In September, the collective deflation of Twitter was almost audible. The famous, beloved account @Horse_ebooks was unveiled as a hoax–or, well, it was unveiled to be something, at least. Art? Maybe.

We learned there was a pair of humans behind the account, and that they’d manufactured its tweets. The operators were mostly silent on the subject, but a _New Yorker _profile out this week finally helps us understand their motivations.

The account–a malfunctioning text-robot, at first–tweeted surreal, occasionally profound inanities, like “Everything happens so much.” People loved this horse. I loved this horse. So when it turned out the account was under the control of human beings (at least for most of its existence), people felt betrayed. The profile, penned by Susan Orlean, who first unmasked Horse_ebooks, is out this week, and the wizards behind the curtain, Jacob Bakkila and Thomas Bender, make the case that their horse was an elaborate work of art native to the Web.

The duo had cut their teeth on “performance mischief” like a series of videos on how to pronounce words (“haute couture,” and eventually, “Timothy Olyphant”) and a faux tourism ad for Milwaukee.

Bakkila found the Horse_ebooks account to be an ample canvas for another performance, and purchased it in exchange for $250 worth of e-books from the Russian Web developer then running it. Bakkila began posting bits of text to the accounts, mostly sliced-up, dadaist sentences culled from real websites.

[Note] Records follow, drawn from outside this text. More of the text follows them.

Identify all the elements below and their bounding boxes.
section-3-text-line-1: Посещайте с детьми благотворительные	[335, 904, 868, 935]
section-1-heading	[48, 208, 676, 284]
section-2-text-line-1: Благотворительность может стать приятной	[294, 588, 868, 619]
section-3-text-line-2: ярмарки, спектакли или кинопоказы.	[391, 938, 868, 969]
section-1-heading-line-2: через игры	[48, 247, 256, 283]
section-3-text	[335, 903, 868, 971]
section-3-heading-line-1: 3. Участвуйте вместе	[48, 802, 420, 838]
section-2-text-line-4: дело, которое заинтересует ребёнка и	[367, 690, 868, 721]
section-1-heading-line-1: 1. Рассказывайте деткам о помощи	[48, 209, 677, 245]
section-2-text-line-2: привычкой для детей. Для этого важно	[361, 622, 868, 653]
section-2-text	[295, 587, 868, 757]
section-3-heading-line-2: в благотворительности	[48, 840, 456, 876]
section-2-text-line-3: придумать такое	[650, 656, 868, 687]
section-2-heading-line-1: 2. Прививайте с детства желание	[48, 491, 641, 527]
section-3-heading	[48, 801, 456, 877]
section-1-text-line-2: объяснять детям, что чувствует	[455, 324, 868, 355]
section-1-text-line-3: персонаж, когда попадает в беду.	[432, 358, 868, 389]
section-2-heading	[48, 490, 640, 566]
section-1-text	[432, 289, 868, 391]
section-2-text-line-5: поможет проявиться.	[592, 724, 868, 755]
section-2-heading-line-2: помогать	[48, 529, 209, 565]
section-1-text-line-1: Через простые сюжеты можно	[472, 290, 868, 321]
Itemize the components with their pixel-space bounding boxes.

The account became more and more popular before the big reveal: there was a human there all along.

Even now, as the profile points out, opinion is divided on whether this was a work of art, or a huge scam. (The profile, which is pay-walled, is really worth the price of admission for a print copy, by the way.) Orlean writes about what made the tweets so borderline-beautiful: “They were more peculiar and more evocative than bots usually are; they were like found poetry in an otherwise crass medium.”

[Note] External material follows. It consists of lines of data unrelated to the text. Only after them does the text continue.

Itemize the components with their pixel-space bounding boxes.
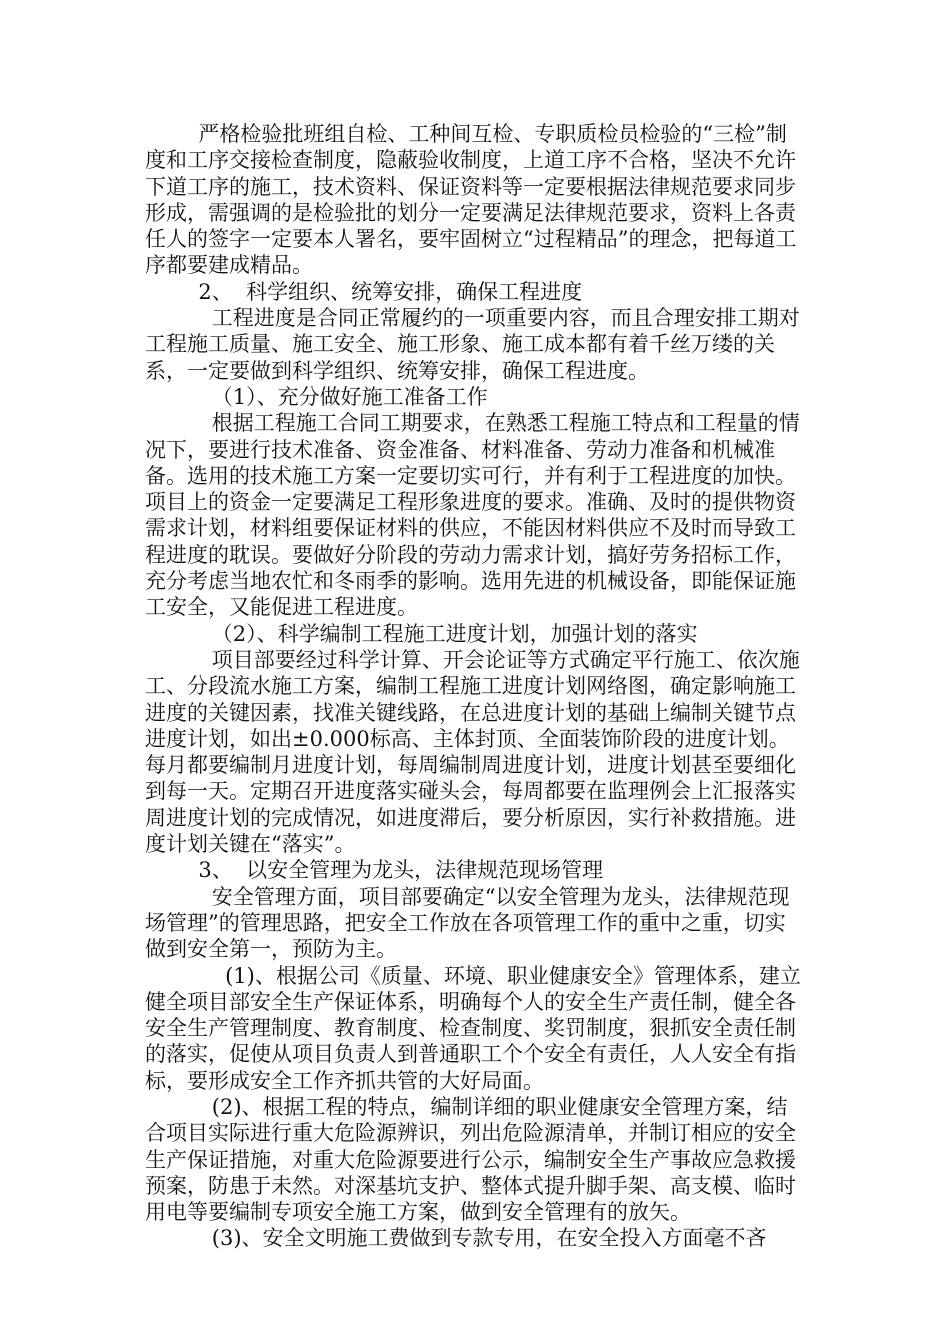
paragraph-schedule-intro: 工程进度是合同正常履约的一项重要内容，而且合理安排工期对工程施工质量、施工安全、施工形象、施工成本都有着千丝万缕的关系，一定要做到科学组织、统筹安排，确保工程进度。 <box>145 306 800 383</box>
document-body <box>145 121 805 1252</box>
subheading-schedule-plan: （2）、科学编制工程施工进度计划，加强计划的落实 <box>145 621 698 646</box>
paragraph-safety-intro: 安全管理方面，项目部要确定“以安全管理为龙头，法律规范现场管理”的管理思路，把安全工作放在各项管理工作的重中之重，切实做到安全第一，预防为主。 <box>145 884 790 962</box>
paragraph-preparation: 根据工程施工合同工期要求，在熟悉工程施工特点和工程量的情况下，要进行技术准备、资金准备、材料准备、劳动力准备和机械准备。选用的技术施工方案一定要切实可行，并有利于工程进度的加快。项目上的资金一定要满足工程形象进度的要求。准确、及时的提供物资需求计划，材料组要保证材料的供应，不能因材料供应不及时而导致工程进度的耽误。要做好分阶段的劳动力需求计划，搞好劳务招标工作，充分考虑当地农忙和冬雨季的影响。选用先进的机械设备，即能保证施工安全，又能促进工程进度。 <box>145 411 800 620</box>
paragraph-inspection-system: 严格检验批班组自检、工种间互检、专职质检员检验的“三检”制度和工序交接检查制度，隐蔽验收制度，上道工序不合格，坚决不允许下道工序的施工，技术资料、保证资料等一定要根据法律规范要求同步形成，需强调的是检验批的划分一定要满足法律规范要求，资料上各责任人的签字一定要本人署名，要牢固树立“过程精品”的理念，把每道工序都要建成精品。 <box>145 122 797 278</box>
paragraph-schedule-plan: 项目部要经过科学计算、开会论证等方式确定平行施工、依次施工、分段流水施工方案，编制工程施工进度计划网络图，确定影响施工进度的关键因素，找准关键线路，在总进度计划的基础上编制关键节点进度计划，如出±0.000标高、主体封顶、全面装饰阶段的进度计划。每月都要编制月进度计划，每周编制周进度计划，进度计划甚至要细化到每一天。定期召开进度落实碰头会，每周都要在监理例会上汇报落实周进度计划的完成情况，如进度滞后，要分析原因，实行补救措施。进度计划关键在“落实”。 <box>145 647 800 857</box>
section-heading-safety: 3、 以安全管理为龙头，法律规范现场管理 <box>145 858 604 883</box>
paragraph-hazard-plan: (2)、根据工程的特点，编制详细的职业健康安全管理方案，结合项目实际进行重大危险源辨识，列出危险源清单，并制订相应的安全生产保证措施，对重大危险源要进行公示，编制安全生产事故应急救援预案，防患于未然。对深基坑支护、整体式提升脚手架、高支模、临时用电等要编制专项安全施工方案，做到安全管理有的放矢。 <box>145 1094 796 1225</box>
paragraph-safety-funds: (3)、安全文明施工费做到专款专用，在安全投入方面毫不吝 <box>145 1226 767 1251</box>
paragraph-safety-system: (1)、根据公司《质量、环境、职业健康安全》管理体系，建立健全项目部安全生产保证体系，明确每个人的安全生产责任制，健全各安全生产管理制度、教育制度、检查制度、奖罚制度，狠抓安全责任制的落实，促使从项目负责人到普通职工个个安全有责任，人人安全有指标，要形成安全工作齐抓共管的大好局面。 <box>145 963 801 1093</box>
subheading-preparation: （1）、充分做好施工准备工作 <box>145 384 488 409</box>
section-heading-schedule: 2、 科学组织、统筹安排，确保工程进度 <box>145 279 583 304</box>
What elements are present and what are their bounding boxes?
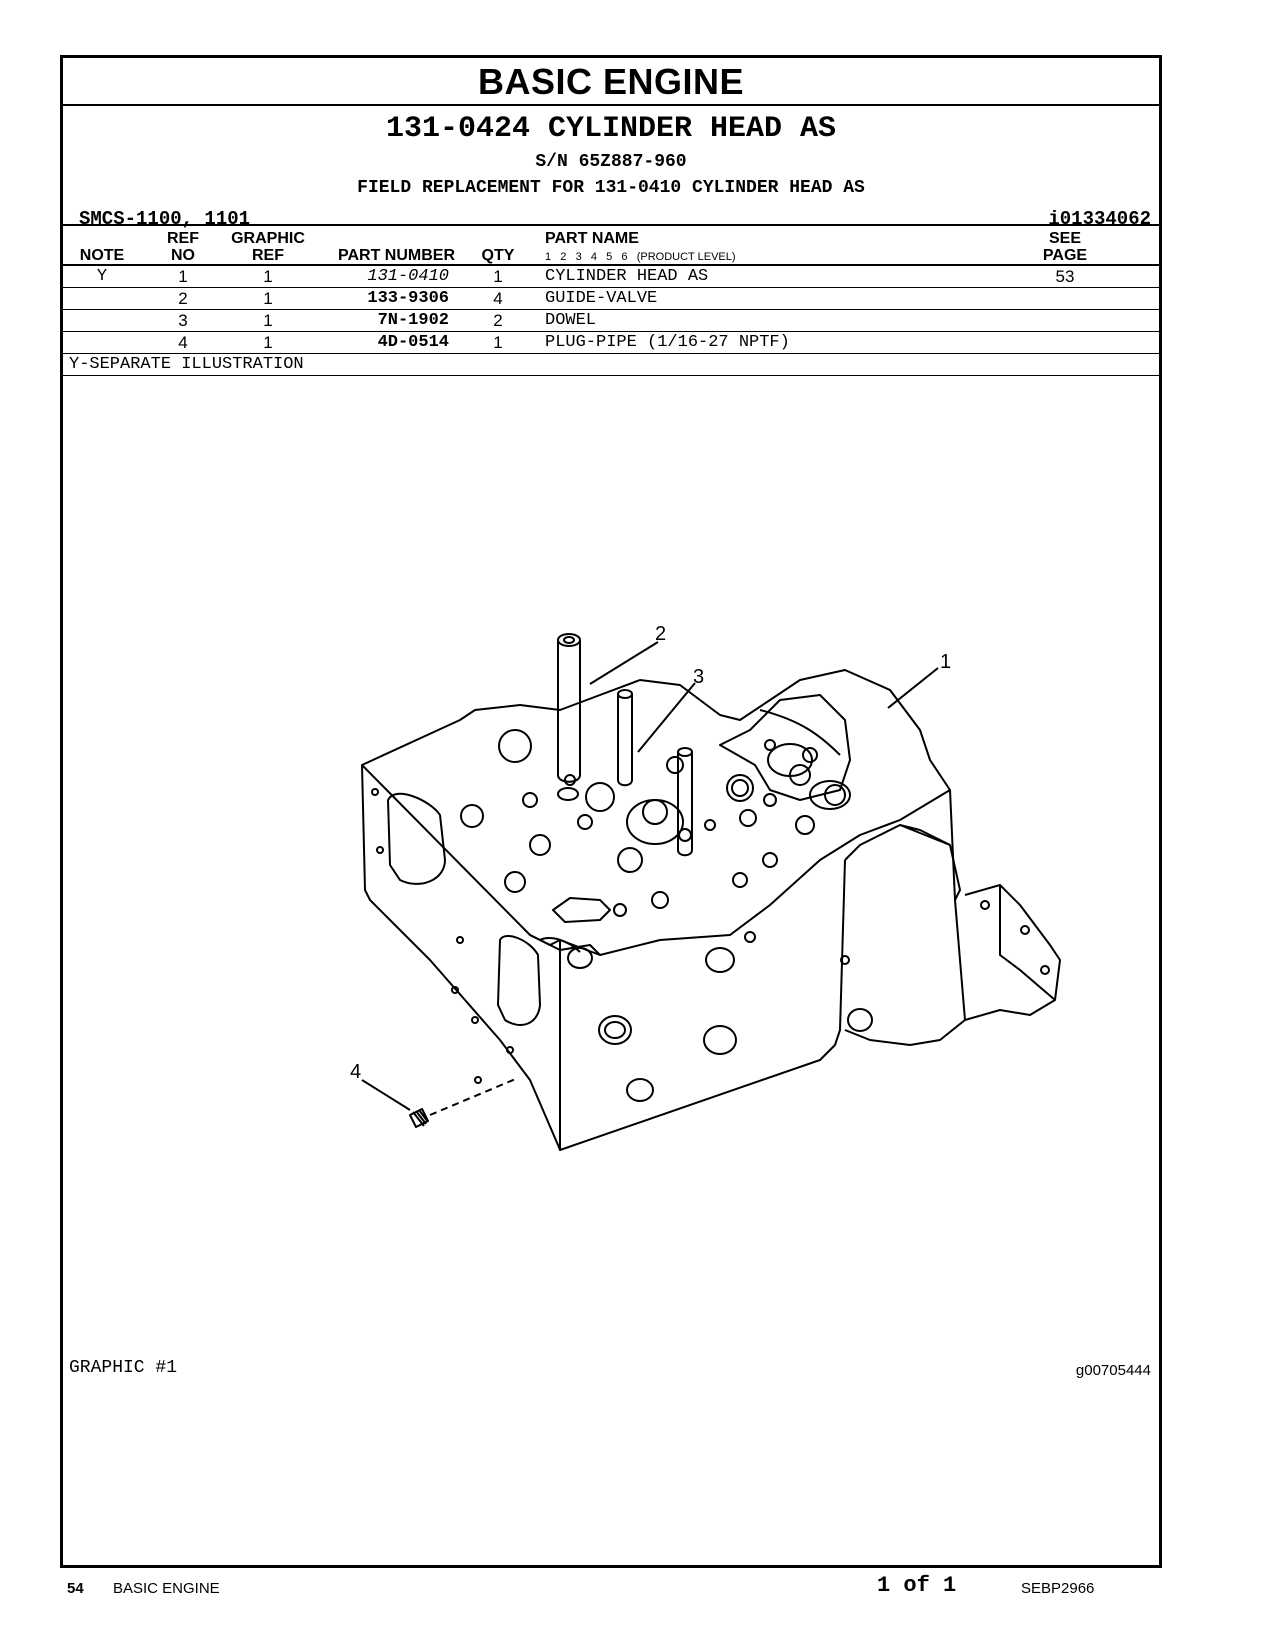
callout-1: 1 xyxy=(940,651,952,673)
row-see-page: 53 xyxy=(1055,267,1075,286)
assembly-title: 131-0424 CYLINDER HEAD AS xyxy=(385,112,837,146)
row-graphic-ref: 1 xyxy=(263,289,273,308)
row-qty: 4 xyxy=(493,289,503,308)
row-part-name: DOWEL xyxy=(545,311,597,330)
col-see-page-top: SEE xyxy=(1048,230,1081,247)
serial-range: S/N 65Z887-960 xyxy=(535,152,687,172)
cylinder-head-illustration xyxy=(300,560,1100,1180)
section-title: BASIC ENGINE xyxy=(63,58,1159,106)
footer-page-of: 1 of 1 xyxy=(877,1573,957,1598)
footer-publication: SEBP2966 xyxy=(1021,1580,1095,1597)
document-id: i01334062 xyxy=(1048,208,1151,230)
row-qty: 2 xyxy=(493,311,503,330)
row-part-name: PLUG-PIPE (1/16-27 NPTF) xyxy=(545,333,790,352)
row-part-number: 7N-1902 xyxy=(377,311,449,330)
row-graphic-ref: 1 xyxy=(263,333,273,352)
row-part-name: CYLINDER HEAD AS xyxy=(545,267,709,286)
row-graphic-ref: 1 xyxy=(263,311,273,330)
footer-section: BASIC ENGINE xyxy=(113,1580,220,1597)
row-part-number: 4D-0514 xyxy=(377,333,449,352)
col-ref-no-top: REF xyxy=(167,230,199,247)
row-qty: 1 xyxy=(493,333,503,352)
row-qty: 1 xyxy=(493,267,503,286)
row-ref-no: 4 xyxy=(178,333,188,352)
row-note: Y xyxy=(96,267,108,286)
callout-2: 2 xyxy=(655,623,667,645)
col-see-page-bottom: PAGE xyxy=(1042,247,1088,264)
row-ref-no: 2 xyxy=(178,289,188,308)
footnote: Y-SEPARATE ILLUSTRATION xyxy=(69,355,304,374)
col-part-name: PART NAME xyxy=(545,230,639,247)
row-ref-no: 1 xyxy=(178,267,188,286)
callout-4: 4 xyxy=(350,1061,362,1083)
field-replacement-note: FIELD REPLACEMENT FOR 131-0410 CYLINDER HEAD AS xyxy=(357,178,865,198)
row-ref-no: 3 xyxy=(178,311,188,330)
row-divider xyxy=(63,309,1159,310)
row-divider xyxy=(63,287,1159,288)
col-qty: QTY xyxy=(481,247,515,264)
column-header-divider xyxy=(63,264,1159,266)
callout-3: 3 xyxy=(693,666,705,688)
footnote-divider xyxy=(63,375,1159,376)
header-divider xyxy=(63,224,1159,226)
graphic-label: GRAPHIC #1 xyxy=(69,1358,178,1378)
col-part-number: PART NUMBER xyxy=(337,247,455,264)
row-part-number: 131-0410 xyxy=(367,267,449,286)
col-ref-no-bottom: NO xyxy=(171,247,195,264)
row-part-number: 133-9306 xyxy=(367,289,449,308)
col-graphic-ref-bottom: REF xyxy=(252,247,284,264)
graphic-id: g00705444 xyxy=(1075,1362,1151,1379)
row-divider xyxy=(63,353,1159,354)
col-note: NOTE xyxy=(79,247,125,264)
col-graphic-ref-top: GRAPHIC xyxy=(231,230,305,247)
col-product-level: 1 2 3 4 5 6 (PRODUCT LEVEL) xyxy=(545,251,736,263)
smcs-code: SMCS-1100, 1101 xyxy=(79,208,251,230)
row-divider xyxy=(63,331,1159,332)
row-part-name: GUIDE-VALVE xyxy=(545,289,658,308)
row-graphic-ref: 1 xyxy=(263,267,273,286)
footer-page-number: 54 xyxy=(67,1580,84,1597)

Except, as wonderful as it was, this isn’t what most of the account’s followers had signed up for. They’d hoped it was an unintentional work, that its poetry was really “found,” and not by people. Eager Twitter users followed the machine for a laugh, and were shocked when the machine looked back and laughed, too. Is that art? Or just a simple hoax?

It’s not like this horse kicked off such a debate; we’ve been having it for a long while. Consider the case of Ern Malley, a 1940s “poet” who turned out to be fictitious. A pair of writers submitted purposely terrible work under the fake author’s name, to prove that modernist poetry was drivel. The hoax was eventually uncovered, but not before striking a serious blow to the form in Australia. Bizarrely, and in a way the creators of Horse_ebooks would no doubt appreciate, the work eventually became seen as a prime example of playful surrealist poetry. This is the inverse of what happened to Horse_ebooks: instead of a hoax that turned out to be unintentional art, the account was intended to be a work of art and taken to be an elaborate hoax.

That won’t do robot-based art, something that can be seriously amusing, even sometimes poignant, any favors. Take Darius Kazemi (on Twitter, @tinysubversions), who’s created gorgeous text-shuffling robots, like one that displays instances of executed Texas inmates saying “love” in their last words. That’s a perfect example of what makes Web art great: it cedes some, and only some, control to the machines. The results are only half intentional, and the beauty and humor comes from everything else. That’s why Horse (and “Malley’s” poetry) was so wonderful at first, and so unfortuante after. Without that element of chance, it’s no experiment–it’s closer to the Turk, a supposed chess-playing machine, mentioned in Orlean’s profile, that turned out to have a human being stuffed inside. If that was art, it certainly wasn’t very good art.